I’m trying to understand the expected behavior in Scanpy re: what happens to different versions of the data during processing.
It’s my understanding that doing operations on the data always overwrites
.X and one has to specifically copy the pre-modified data into a layer if you want to keep it. Is this correct?
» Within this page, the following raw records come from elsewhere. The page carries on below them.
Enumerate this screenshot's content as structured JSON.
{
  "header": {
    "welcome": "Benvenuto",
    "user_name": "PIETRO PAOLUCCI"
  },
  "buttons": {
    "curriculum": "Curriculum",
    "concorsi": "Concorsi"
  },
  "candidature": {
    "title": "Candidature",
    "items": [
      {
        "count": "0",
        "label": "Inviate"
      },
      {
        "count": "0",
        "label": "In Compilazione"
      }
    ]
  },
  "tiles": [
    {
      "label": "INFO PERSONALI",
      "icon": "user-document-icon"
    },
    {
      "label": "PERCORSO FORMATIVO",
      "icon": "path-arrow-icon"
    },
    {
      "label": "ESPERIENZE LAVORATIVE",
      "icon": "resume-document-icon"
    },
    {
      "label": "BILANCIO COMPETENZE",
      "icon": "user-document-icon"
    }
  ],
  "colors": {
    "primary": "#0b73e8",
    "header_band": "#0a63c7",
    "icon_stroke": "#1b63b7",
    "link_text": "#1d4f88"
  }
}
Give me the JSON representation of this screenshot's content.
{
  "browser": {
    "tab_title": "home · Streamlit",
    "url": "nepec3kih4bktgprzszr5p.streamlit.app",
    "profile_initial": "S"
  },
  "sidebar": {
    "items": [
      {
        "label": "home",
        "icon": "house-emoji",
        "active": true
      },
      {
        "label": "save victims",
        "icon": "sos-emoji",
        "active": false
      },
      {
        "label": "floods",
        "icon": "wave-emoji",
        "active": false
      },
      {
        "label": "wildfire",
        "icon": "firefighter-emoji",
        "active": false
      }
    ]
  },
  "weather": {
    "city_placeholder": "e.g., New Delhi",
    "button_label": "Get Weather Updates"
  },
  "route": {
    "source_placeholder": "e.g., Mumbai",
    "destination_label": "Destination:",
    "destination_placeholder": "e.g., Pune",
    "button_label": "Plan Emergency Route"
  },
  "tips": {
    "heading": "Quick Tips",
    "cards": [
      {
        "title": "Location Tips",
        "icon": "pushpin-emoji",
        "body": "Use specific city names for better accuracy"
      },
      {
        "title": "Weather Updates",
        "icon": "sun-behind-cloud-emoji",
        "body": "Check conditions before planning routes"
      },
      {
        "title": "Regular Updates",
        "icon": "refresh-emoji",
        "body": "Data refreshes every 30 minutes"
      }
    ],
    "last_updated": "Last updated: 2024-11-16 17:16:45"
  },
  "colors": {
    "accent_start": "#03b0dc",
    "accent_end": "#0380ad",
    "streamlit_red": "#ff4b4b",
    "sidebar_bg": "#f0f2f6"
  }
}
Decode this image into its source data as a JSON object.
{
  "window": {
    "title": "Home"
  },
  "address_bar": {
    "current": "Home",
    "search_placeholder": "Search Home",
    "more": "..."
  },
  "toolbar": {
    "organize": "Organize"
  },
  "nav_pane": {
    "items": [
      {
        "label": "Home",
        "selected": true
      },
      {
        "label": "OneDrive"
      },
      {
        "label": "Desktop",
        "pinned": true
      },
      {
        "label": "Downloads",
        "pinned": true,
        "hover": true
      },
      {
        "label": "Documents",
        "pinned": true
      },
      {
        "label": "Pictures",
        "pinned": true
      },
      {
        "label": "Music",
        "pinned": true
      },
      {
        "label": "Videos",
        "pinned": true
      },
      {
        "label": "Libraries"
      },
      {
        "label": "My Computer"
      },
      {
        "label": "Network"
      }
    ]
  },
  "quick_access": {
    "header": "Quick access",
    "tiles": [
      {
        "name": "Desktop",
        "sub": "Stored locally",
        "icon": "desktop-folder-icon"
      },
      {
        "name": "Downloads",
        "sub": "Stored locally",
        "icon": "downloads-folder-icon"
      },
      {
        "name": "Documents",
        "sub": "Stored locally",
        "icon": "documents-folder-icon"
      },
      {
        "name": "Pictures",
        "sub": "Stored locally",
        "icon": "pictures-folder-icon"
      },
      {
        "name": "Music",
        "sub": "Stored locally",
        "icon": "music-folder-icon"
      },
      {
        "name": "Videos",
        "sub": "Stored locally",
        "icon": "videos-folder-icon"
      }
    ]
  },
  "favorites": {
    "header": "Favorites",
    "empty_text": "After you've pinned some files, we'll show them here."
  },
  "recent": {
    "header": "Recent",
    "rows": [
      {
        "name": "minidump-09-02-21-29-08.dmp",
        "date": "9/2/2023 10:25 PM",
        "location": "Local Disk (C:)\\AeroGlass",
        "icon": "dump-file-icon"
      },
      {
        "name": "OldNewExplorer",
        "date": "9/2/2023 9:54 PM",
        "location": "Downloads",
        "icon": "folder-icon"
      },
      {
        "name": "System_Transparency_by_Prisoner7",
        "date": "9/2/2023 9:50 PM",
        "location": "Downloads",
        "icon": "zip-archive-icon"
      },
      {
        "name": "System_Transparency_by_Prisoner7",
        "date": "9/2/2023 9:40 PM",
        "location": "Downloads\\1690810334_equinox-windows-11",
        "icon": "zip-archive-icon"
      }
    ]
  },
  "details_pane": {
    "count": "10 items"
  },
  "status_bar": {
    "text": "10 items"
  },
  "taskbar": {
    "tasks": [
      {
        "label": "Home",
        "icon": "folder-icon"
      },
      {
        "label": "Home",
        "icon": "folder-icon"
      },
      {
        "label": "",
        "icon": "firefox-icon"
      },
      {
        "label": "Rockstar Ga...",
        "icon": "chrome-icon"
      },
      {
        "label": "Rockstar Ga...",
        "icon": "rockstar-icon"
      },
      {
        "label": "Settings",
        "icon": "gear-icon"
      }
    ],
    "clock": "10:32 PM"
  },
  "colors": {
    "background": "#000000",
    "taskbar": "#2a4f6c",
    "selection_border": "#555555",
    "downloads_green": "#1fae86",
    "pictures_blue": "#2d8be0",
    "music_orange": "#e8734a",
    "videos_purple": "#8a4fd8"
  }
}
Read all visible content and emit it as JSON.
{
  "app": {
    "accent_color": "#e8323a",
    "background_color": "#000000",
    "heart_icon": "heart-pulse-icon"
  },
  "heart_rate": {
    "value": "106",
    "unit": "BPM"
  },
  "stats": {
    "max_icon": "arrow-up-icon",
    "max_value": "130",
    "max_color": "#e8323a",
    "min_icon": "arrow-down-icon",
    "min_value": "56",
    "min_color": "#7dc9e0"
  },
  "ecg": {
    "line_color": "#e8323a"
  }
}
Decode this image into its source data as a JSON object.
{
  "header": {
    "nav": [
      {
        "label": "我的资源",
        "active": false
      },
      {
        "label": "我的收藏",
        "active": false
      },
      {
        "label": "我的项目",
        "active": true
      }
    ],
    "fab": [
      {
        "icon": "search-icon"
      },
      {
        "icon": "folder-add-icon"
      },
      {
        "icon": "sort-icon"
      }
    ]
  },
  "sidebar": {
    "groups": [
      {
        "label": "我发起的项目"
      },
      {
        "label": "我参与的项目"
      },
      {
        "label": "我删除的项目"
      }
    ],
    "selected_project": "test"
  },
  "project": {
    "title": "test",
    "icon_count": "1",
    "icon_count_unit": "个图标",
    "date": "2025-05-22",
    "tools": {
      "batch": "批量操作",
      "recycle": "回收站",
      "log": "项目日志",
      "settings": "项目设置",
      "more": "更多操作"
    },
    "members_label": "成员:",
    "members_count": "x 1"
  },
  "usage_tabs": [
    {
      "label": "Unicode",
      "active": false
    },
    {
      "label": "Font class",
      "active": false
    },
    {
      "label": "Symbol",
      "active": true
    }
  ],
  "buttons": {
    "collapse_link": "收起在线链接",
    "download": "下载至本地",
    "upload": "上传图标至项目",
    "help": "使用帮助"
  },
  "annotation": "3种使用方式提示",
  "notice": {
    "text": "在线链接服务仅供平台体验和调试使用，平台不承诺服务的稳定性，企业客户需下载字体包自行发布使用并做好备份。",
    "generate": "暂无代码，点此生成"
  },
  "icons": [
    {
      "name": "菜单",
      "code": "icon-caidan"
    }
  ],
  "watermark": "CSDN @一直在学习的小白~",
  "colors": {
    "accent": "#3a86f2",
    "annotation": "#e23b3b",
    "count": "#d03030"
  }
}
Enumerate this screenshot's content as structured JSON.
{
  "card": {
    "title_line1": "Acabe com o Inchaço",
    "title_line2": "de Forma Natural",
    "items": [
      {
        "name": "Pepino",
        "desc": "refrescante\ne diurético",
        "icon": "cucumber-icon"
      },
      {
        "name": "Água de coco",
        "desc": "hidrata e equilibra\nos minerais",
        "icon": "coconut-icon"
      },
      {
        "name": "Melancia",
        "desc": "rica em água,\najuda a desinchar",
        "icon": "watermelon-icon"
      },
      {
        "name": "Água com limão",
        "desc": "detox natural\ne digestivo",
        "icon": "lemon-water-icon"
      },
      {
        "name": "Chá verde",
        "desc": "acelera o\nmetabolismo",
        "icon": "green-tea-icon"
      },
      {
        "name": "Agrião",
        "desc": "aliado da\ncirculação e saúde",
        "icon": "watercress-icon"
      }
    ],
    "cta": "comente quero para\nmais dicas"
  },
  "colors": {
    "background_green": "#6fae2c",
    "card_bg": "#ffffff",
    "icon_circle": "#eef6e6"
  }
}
ie If I have an anndata object that only has a raw counts matrix:
> adata = sc.read_h5ad('test.h5ad') > adata AnnData object with n_obs × n_vars = 4977 × 30721 obs: 'n_genes' var: 'featureid', 'n_cells' uns: 'genome', 'modality', 'uid' > adata.X <4977x30721 sparse matrix of type '<class 'numpy.uint32'>' with 16718362 stored elements in Compressed Sparse Row format>
Then running normalization on it will overwrite the counts and not store them somewhere else:
(does not create a layer to store the raw counts, does not store them in adata.raw)
> scanpy.pp.normalize_total(adata) adata AnnData object with n_obs × n_vars = 4977 × 30721 obs: 'n_genes' var: 'featureid', 'n_cells' uns: 'genome', 'modality', 'uid' # no layers created # .X is now float, so presumably normalized adata.X <4977x30721 sparse matrix of type '<class 'numpy.float32'>' with 16718362 stored elements in Compressed Sparse Row format> > adata.raw.X AttributeError: 'NoneType' object has no attribute 'X'
This is different from
pegasus where sequential operations create new matrices in the object without the user having to specify:
Example, an object that was log-normalized with pegasus:
adata_pg MultimodalData object with 1 UnimodalData: 'GRCh38-rna' It currently binds to UnimodalData object GRCh38-rna UnimodalData object with n_obs x n_vars = 3538 x 36484 UID: GRCh38-rna; Genome: GRCh38; Modality: rna It contains 2 matrices: 'counts', 'counts.log_norm' It currently binds to matrix 'counts.log_norm' as X
And different from Seurat, where default behavior is to store the different versions of the data in
Am I correct in my interpretation? And why is this not the case in Scanpy?